We describe a technology for the creation of inducible and reversible gene inactivation in mice. It combines two genetically modified mouse lines: a knock-out line with a tetracycline transactivator replacing the endogenous target gene, and a line in which a tetracycline-inducible cDNA of the target gene has been inserted into a specific genomic locus.

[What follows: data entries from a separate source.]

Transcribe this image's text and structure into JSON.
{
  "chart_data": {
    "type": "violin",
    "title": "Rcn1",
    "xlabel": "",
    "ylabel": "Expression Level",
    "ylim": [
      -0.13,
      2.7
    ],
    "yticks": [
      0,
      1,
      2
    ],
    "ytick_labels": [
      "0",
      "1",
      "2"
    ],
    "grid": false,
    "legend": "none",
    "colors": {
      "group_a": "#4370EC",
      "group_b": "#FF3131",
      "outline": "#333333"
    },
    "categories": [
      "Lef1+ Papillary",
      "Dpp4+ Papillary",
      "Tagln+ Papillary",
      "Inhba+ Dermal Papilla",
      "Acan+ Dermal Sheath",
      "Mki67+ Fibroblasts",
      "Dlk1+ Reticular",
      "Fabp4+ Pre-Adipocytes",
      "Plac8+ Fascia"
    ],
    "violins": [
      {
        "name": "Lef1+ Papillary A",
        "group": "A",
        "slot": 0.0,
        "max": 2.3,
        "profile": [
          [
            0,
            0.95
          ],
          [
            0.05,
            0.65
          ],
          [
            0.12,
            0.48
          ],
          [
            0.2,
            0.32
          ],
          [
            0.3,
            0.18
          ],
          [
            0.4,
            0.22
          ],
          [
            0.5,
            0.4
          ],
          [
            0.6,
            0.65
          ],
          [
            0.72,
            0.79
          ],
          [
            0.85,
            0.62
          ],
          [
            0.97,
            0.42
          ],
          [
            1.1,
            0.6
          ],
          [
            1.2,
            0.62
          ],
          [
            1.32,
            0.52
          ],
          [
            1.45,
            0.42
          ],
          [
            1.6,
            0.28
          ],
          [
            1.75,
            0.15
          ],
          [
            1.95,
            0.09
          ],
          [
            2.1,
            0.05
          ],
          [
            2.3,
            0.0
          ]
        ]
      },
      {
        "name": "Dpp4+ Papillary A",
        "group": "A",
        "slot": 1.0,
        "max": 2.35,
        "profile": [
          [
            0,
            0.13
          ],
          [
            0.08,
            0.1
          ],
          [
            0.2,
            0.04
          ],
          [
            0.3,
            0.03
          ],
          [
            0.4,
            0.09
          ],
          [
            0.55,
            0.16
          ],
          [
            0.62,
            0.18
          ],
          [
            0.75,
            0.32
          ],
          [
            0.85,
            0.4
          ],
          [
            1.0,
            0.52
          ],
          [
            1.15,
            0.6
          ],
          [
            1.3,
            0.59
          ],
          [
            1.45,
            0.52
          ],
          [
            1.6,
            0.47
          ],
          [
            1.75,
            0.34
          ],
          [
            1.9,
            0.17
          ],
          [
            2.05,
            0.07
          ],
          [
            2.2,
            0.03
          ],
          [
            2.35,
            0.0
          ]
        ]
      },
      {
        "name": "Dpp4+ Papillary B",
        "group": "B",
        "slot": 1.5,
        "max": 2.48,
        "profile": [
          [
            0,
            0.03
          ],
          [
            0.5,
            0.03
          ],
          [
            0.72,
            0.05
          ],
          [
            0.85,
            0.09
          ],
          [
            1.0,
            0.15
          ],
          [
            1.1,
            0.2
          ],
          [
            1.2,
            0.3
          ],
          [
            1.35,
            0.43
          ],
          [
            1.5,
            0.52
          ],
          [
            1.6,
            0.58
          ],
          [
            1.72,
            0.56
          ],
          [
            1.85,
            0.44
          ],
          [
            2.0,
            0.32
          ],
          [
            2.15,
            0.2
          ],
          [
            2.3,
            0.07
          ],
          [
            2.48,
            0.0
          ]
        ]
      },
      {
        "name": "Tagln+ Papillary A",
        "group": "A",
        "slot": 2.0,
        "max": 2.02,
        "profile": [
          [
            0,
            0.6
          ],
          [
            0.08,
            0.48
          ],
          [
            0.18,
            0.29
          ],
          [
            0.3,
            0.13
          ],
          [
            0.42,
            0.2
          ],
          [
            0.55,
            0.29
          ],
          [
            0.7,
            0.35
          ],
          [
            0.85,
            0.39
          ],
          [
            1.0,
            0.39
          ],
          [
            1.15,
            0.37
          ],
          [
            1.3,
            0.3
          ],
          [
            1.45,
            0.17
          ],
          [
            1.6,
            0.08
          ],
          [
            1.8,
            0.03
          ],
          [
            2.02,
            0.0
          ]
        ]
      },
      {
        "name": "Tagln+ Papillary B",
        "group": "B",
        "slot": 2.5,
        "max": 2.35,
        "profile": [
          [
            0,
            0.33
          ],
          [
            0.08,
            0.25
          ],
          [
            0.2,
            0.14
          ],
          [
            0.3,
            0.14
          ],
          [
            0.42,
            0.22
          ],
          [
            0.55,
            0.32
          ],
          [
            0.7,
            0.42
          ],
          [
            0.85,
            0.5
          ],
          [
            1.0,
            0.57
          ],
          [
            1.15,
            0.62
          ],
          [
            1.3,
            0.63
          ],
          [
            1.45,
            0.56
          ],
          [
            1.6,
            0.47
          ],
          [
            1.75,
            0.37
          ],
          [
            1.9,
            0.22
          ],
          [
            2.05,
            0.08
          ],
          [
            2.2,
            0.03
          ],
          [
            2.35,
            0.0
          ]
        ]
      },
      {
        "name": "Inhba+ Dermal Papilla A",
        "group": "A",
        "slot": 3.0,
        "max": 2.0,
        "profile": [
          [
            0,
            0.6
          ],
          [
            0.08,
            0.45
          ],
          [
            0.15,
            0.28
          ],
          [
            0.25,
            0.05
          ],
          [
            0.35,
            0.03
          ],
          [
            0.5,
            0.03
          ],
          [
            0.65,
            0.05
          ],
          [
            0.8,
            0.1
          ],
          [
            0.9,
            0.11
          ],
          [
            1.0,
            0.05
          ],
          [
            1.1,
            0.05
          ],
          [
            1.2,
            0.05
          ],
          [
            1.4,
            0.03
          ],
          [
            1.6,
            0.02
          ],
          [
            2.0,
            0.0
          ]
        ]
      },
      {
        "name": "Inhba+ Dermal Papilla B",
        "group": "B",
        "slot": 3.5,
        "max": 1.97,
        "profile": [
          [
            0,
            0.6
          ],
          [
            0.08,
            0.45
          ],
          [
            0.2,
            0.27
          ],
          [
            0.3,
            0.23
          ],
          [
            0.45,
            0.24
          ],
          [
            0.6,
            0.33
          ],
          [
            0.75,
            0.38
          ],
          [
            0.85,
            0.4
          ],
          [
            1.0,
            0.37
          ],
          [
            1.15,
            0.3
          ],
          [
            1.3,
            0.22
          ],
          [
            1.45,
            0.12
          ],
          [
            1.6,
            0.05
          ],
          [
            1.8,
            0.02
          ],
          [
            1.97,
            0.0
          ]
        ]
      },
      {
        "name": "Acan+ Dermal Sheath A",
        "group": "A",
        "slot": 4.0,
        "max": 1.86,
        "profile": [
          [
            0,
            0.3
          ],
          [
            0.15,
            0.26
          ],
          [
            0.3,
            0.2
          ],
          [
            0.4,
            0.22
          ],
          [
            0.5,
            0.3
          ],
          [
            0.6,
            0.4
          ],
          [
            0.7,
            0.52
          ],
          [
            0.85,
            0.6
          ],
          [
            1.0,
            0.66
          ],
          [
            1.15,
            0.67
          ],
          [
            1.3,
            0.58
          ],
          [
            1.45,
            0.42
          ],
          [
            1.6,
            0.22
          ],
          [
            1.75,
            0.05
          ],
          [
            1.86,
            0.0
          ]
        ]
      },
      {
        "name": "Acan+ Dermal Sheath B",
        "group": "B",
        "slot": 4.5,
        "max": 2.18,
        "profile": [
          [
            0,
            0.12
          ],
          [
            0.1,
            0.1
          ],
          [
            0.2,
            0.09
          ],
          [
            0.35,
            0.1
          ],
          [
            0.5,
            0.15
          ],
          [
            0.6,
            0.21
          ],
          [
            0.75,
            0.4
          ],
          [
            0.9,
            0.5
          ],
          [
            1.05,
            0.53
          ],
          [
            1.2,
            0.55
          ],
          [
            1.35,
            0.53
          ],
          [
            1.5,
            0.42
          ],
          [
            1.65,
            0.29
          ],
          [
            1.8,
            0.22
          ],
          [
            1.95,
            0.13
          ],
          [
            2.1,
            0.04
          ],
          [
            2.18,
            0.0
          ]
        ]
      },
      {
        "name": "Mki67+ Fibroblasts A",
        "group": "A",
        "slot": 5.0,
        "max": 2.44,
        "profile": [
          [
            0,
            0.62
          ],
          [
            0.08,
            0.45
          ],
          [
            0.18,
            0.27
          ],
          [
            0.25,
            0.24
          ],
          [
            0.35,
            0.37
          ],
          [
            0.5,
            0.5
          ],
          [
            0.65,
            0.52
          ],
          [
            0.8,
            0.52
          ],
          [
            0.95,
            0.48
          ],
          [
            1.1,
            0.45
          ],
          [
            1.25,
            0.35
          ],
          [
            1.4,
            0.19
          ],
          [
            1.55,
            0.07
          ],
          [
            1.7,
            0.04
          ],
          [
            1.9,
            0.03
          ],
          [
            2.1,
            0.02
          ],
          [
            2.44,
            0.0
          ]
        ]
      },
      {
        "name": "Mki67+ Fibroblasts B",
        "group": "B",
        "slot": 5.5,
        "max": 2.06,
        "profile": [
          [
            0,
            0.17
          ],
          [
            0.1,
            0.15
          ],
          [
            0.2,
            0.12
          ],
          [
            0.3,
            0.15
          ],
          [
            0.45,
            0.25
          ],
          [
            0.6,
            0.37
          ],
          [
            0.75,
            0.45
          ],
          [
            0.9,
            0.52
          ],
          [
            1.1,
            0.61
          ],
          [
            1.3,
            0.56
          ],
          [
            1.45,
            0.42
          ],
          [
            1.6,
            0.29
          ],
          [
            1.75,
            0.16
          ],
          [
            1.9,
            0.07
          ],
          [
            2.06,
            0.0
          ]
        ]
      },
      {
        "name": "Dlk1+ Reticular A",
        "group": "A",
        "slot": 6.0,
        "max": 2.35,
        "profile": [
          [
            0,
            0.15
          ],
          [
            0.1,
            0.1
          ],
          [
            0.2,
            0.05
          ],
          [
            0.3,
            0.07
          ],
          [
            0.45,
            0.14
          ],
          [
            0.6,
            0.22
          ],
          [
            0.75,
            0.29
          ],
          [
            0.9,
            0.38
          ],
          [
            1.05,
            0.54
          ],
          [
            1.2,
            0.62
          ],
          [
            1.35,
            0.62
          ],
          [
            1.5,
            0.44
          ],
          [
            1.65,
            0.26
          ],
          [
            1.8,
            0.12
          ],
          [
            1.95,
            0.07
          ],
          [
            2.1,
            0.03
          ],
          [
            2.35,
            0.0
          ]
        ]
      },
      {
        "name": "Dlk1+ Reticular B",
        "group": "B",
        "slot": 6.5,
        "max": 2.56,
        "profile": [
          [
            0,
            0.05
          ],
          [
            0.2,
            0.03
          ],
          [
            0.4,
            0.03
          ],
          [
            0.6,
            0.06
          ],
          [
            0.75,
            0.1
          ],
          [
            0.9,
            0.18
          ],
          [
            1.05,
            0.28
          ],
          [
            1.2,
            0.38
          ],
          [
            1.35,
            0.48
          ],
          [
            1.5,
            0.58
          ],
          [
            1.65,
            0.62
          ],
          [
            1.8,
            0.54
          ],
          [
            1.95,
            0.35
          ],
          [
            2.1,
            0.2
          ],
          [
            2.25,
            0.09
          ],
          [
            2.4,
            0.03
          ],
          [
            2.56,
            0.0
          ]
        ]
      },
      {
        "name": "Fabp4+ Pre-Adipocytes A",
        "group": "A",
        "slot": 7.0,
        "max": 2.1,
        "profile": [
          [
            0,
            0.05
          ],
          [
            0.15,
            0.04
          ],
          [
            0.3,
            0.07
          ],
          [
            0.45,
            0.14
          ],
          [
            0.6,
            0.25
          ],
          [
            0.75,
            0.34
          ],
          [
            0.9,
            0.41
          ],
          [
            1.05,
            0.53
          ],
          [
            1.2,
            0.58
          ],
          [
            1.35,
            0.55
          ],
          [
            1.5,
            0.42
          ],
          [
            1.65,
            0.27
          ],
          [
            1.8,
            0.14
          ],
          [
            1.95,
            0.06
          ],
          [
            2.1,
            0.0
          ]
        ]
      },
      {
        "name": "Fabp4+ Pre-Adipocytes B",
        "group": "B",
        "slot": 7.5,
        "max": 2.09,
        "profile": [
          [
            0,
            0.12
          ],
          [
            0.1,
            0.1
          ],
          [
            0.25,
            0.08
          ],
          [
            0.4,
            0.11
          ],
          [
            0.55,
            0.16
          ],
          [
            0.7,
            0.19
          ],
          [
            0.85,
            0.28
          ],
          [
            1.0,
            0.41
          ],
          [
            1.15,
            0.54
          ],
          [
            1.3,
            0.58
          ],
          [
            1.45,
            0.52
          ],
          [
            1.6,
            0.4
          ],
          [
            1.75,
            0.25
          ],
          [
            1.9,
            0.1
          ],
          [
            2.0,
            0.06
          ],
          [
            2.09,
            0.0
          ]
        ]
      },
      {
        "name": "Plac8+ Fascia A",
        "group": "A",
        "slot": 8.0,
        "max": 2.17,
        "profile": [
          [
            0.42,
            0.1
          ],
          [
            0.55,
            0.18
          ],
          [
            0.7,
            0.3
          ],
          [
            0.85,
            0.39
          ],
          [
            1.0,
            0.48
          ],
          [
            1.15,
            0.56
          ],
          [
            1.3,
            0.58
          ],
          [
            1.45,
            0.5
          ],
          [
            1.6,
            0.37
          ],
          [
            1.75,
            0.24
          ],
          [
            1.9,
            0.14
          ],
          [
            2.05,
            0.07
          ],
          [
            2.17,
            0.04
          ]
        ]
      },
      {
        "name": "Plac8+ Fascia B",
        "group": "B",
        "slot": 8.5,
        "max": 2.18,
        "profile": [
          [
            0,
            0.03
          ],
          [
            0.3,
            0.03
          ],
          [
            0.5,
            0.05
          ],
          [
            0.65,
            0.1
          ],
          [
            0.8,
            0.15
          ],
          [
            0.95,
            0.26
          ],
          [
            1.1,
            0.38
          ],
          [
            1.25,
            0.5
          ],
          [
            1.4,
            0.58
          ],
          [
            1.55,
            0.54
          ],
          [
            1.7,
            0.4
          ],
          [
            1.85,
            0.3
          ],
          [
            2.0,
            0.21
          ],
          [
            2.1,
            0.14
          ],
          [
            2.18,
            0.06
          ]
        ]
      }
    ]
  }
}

A critical component of this system is the unique chromosomal loci we have identified and engineered that offer a platform for easy insertion of any gene of interest for tightly controlled expression. Because of its simple binary nature, allowing independent modification of each of the two components and possibility of use in a high-throughput mode, we believe that our system will be useful for multiple applications, such as introducing mutant or humanized form of the target gene as well as functional manipulating tools. We have applied this technology to the Apolipoprotein E (ApoE) gene and have demonstrated that: a) the expression of ApoE is strictly dependent on the presence of doxycycline, a tetracycline group antibiotic, in the mouse diet, b) in the absence of doxycycline (ApoE repressed) atherosclerotic plaques are formed, confirming the importance of ApoE in the process, and c) upon re-induction of ApoE in the animals with doxicyclin, atherosclerosis regressed.